執着男、お断り。③




 あの後は特に不審な様子も無く、普段通りの彼であった。そして、晩餐会の最中である今もこれといってあの時の様な危うい雰囲気は無い。


——あれは俺の聞き間違いだったのか?⋯⋯いや、そんな筈は無い。はっきりとこの耳で聴いたのだから。


 クレイン王国の宰相として、姫様を傷つける可能性のある奴は誰であろうと排除しなければ——。


 先の出来事に、僅かな不信感は確かな疑念に変わりつつあった。




✳︎




 和やかに談笑中の姫様とヘンリー・ウォーカーをちらりと伺う。この様子だけを見れば、美男と美女でお似合いの2人である。しかし、姫様と結婚する男は権力や財力、外見から性格までもが完璧な男でないと釣り合わないだろうし到底納得出来ない。そして、権利財力外見はまだしも、性格に難がありそうな彼をそう易々と認めるわけにはいかないのだ。


 このヘンリー・ウォーカーという男には間違いなく何かある筈だ。彼と対面した時の態度や姫様へ向ける視線からみても、彼は信用に値する人物では無さそうだと俺の勘が言っている。もちろん、それだけでは証拠不十分かつ心許無いので、ジョージに彼について調べるよう依頼しているのだが——。



 俺が一人思考を巡らせているうちに、晩餐会はそろそろお開きの時間となっていた。
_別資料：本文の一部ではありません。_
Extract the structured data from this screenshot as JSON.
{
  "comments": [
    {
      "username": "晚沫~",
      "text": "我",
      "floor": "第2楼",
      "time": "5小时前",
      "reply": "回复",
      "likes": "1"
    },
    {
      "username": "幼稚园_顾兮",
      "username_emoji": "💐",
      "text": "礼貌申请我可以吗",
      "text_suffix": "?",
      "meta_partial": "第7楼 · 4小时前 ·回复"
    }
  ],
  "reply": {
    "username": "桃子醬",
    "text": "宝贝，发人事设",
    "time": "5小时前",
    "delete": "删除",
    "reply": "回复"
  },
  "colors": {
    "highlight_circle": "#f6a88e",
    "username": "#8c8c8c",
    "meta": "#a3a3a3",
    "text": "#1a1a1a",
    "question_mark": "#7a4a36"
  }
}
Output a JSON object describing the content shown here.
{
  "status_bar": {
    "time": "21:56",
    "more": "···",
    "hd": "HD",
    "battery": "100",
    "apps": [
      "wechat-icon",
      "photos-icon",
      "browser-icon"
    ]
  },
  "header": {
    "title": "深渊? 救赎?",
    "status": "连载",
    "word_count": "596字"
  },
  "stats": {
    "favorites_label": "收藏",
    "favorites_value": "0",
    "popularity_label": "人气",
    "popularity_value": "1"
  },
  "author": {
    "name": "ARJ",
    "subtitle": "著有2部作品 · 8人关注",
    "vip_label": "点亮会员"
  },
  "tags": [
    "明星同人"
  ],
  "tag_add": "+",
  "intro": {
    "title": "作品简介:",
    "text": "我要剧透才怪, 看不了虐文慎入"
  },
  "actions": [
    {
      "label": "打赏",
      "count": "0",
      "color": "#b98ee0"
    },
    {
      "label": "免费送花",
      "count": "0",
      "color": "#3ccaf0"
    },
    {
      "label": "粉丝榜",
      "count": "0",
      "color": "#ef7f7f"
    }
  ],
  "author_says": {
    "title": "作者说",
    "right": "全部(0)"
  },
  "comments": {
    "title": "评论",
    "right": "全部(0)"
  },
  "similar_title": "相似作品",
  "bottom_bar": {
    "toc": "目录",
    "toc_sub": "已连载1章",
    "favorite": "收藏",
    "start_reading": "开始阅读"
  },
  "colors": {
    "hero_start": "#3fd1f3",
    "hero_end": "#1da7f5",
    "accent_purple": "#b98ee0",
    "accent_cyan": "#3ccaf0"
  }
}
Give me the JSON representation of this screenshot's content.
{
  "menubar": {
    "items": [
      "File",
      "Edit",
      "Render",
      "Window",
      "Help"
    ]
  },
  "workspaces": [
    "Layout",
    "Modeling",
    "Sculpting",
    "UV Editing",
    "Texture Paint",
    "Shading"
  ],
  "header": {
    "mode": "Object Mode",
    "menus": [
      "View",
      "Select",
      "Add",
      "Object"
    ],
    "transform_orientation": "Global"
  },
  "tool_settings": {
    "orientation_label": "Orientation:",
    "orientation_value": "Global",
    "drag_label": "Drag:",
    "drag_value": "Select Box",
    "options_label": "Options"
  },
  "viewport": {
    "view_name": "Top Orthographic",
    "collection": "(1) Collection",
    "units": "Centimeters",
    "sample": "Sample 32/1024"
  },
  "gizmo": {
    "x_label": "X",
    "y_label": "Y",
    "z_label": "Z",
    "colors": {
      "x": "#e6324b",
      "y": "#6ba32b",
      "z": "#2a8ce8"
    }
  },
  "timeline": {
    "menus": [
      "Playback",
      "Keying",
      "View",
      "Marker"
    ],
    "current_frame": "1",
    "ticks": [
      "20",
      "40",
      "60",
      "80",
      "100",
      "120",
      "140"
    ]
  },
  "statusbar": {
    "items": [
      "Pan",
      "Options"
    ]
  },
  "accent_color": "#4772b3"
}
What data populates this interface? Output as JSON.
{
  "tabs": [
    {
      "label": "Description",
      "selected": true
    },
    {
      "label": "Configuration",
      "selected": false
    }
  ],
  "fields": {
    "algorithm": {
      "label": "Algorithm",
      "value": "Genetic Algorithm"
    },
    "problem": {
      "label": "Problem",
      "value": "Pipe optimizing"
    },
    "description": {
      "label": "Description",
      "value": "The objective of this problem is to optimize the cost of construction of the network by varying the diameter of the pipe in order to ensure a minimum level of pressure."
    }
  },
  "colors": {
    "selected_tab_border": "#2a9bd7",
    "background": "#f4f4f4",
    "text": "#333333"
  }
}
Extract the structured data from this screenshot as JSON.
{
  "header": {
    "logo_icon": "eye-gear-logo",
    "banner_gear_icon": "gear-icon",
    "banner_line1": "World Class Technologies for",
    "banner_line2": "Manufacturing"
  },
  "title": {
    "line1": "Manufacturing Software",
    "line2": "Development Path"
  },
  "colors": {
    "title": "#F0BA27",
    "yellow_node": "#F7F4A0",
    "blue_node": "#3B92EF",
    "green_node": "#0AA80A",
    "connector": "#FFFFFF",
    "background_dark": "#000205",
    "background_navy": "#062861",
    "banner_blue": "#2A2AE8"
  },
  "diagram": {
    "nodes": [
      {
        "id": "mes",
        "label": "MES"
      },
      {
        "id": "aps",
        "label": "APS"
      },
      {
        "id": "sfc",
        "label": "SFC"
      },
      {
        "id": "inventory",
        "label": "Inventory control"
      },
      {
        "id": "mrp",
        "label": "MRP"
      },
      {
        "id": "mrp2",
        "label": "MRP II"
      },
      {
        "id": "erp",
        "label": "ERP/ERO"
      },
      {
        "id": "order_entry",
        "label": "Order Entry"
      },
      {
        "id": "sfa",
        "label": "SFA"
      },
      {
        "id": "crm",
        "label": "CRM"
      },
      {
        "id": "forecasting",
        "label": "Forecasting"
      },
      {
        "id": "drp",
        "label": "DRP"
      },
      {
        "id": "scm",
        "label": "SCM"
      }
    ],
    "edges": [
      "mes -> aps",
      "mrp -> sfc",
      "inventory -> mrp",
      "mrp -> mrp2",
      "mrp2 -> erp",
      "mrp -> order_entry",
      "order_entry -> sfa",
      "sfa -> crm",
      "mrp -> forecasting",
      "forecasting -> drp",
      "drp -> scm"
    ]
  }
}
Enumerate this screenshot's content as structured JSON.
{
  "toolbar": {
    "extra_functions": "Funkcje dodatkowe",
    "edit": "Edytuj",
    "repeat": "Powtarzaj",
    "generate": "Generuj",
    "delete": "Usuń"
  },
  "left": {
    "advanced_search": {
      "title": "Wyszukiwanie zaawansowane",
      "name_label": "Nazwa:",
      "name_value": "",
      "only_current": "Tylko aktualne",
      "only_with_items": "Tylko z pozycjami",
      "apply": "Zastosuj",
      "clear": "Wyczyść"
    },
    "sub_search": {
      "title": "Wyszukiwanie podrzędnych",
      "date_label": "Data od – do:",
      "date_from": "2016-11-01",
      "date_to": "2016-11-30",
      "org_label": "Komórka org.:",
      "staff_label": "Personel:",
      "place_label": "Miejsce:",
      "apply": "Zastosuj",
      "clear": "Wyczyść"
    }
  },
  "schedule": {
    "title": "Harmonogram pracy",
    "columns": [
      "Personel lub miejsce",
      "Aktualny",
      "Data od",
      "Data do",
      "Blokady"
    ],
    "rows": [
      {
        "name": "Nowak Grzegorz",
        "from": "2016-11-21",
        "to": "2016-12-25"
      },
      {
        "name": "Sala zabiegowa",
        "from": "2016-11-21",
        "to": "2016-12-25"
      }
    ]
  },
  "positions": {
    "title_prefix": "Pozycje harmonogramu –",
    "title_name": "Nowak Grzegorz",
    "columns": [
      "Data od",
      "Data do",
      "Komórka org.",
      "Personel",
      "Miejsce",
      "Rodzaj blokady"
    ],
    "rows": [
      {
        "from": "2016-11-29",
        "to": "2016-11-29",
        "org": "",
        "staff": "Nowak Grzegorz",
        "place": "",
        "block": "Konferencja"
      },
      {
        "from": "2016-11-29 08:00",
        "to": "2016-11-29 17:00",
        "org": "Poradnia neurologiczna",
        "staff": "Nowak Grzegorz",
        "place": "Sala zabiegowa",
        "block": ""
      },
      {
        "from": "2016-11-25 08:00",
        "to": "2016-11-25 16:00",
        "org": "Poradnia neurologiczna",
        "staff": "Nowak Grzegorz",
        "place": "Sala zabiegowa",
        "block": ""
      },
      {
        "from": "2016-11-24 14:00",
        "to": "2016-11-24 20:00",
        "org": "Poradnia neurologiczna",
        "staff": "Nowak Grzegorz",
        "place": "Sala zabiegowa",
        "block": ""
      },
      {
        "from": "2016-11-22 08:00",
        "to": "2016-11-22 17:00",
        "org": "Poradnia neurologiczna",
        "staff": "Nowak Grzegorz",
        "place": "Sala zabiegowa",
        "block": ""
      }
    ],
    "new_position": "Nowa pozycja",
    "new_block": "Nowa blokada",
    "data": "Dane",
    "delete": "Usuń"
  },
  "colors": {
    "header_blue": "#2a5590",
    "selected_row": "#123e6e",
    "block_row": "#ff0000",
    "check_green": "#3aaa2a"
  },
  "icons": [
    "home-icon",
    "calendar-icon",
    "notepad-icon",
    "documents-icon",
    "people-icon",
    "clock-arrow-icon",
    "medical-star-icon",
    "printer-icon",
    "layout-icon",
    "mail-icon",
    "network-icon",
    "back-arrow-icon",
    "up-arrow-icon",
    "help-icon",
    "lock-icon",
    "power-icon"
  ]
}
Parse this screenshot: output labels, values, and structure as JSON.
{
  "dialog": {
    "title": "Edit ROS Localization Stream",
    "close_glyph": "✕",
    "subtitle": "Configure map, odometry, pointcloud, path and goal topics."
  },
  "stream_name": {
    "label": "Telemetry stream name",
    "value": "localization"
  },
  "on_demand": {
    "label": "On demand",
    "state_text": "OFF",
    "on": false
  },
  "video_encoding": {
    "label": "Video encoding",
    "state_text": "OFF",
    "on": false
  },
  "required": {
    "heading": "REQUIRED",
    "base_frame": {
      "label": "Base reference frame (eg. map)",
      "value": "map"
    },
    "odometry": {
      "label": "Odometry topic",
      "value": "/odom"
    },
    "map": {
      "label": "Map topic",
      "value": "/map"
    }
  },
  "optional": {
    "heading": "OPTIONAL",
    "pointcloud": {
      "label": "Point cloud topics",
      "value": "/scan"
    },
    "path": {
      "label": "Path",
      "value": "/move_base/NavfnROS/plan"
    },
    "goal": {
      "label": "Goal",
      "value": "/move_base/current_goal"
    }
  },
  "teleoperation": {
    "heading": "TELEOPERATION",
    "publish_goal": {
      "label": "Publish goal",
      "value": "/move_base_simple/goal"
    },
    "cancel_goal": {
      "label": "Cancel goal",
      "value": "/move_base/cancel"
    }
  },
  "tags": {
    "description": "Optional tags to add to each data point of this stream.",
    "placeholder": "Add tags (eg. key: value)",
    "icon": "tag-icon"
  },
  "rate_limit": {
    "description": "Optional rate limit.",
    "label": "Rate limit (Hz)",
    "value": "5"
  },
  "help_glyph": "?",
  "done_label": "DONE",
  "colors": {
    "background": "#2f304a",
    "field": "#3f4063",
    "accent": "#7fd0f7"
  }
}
姫様はというとデザートである季節のフルーツがたっぷり乗ったタルトを完食したところであった。


 いつもは財政難の為、節制しているが今はヘンリー・ウォーカーという客人が来ているため、食卓はいつもよりも豪華仕様で姫様はとても嬉しそうであった。その幸せそうな姿に俺の頬も緩む。



「今日もとても美味しかったですわ」



「ええ、クレイン王国の料理は使っている食材が新鮮でどれも美味しいですね。やはり、農業が盛んな国だからでしょうか」


「ヘンリー様にも気に入って頂けて光栄です。食材の一つ一つを皆が心を込めて作っているんですもの。美味しく無いはずがありませんわ」


「なるほど。シャーロット王女は国民をとても大切にされているのですね」


「ええ。わたくしも皆が大好きですし、皆もとても良くして下さいます」


 ふわりと心から幸せそうに姫様は笑った。



「シャーロット王女の優しいお人柄、とても素敵です。⋯⋯私もそんな貴女を支えられる男になりたい」


 翠の澄んだ瞳でヘンリー・ウォーカーはじっと姫様を見つめる。その彼の言葉を聞いて姫様は顔を赤らめた。



 まさか色恋に疎いあの姫様が頬を染めるとは⋯⋯。未だかつて、こんなにもしおらしい姫様は見たことが無いと衝撃が走る。そして、つくづくヘンリー・ウォーカーは侮れない男であると再認識させられた。



「そのお気持ち、とても嬉しいです⋯⋯」


 順調に親しくなり心の距離を縮めていったヘンリー・ウォーカーの口説き文句は姫様にクリティカルヒットしたようだ。恥ずかしいのだろうか、徐々に尻すぼみになっていくソプラノの声。


「シャーロット王女? 体調が優れないのですか?⋯⋯お顔が真っ赤です」


 姫様を心配する素振りを見せ、ここぞとばかりにぐいぐいと物理的にも距離を詰めるヘンリー・ウォーカー。




 実は、姫様は男に対して全くと言って良いほど免疫がないのである。姫様の周りにいる男と言えば城の使用人や貴族でその殆どがそれなりにお年を召した男性か恋愛対象にはなり得ない幼い男の子であった。若い男といえば俺かジョージのみで、兄妹の様に育ったから異性という認識は殆どないだろう。


 だから、そんな姫様の前に突如現れたこの男は、初めて姫様が異性として認識できる年頃の男となるだろう。そんな男に距離を詰められ、迫られてさらには口説かれ、さぞかし困惑しているであろう姫様。——何としてでも俺が助けなければ。



「さあ姫様。お食事も終わったことですし、お部屋に戻りましょう」


「え、ええ⋯⋯」


 何時ぞやのように、姫様と彼との間に割って入る。俺が声をかけると姫様はあからさまにホッとした顔になった。


 無事に救出した後、俺と姫様が会話していると背中に悪寒が走った。振り返ると先程は愛しげに姫様を見つめていた暖かい翠の瞳が、今は氷の様な鋭さを持って俺を射抜いてた。


 俺と目があってもなお、その冷たさは失われることなく、取り繕う様子も無かった。

 その様子に俺も改めて決意を固める。


 ——敵意剥き出しだな。もう隠す気もないって事か。しかし、そっちがその気ならこちらだって容赦はしない。絶対にお前の本性を暴いてやる——!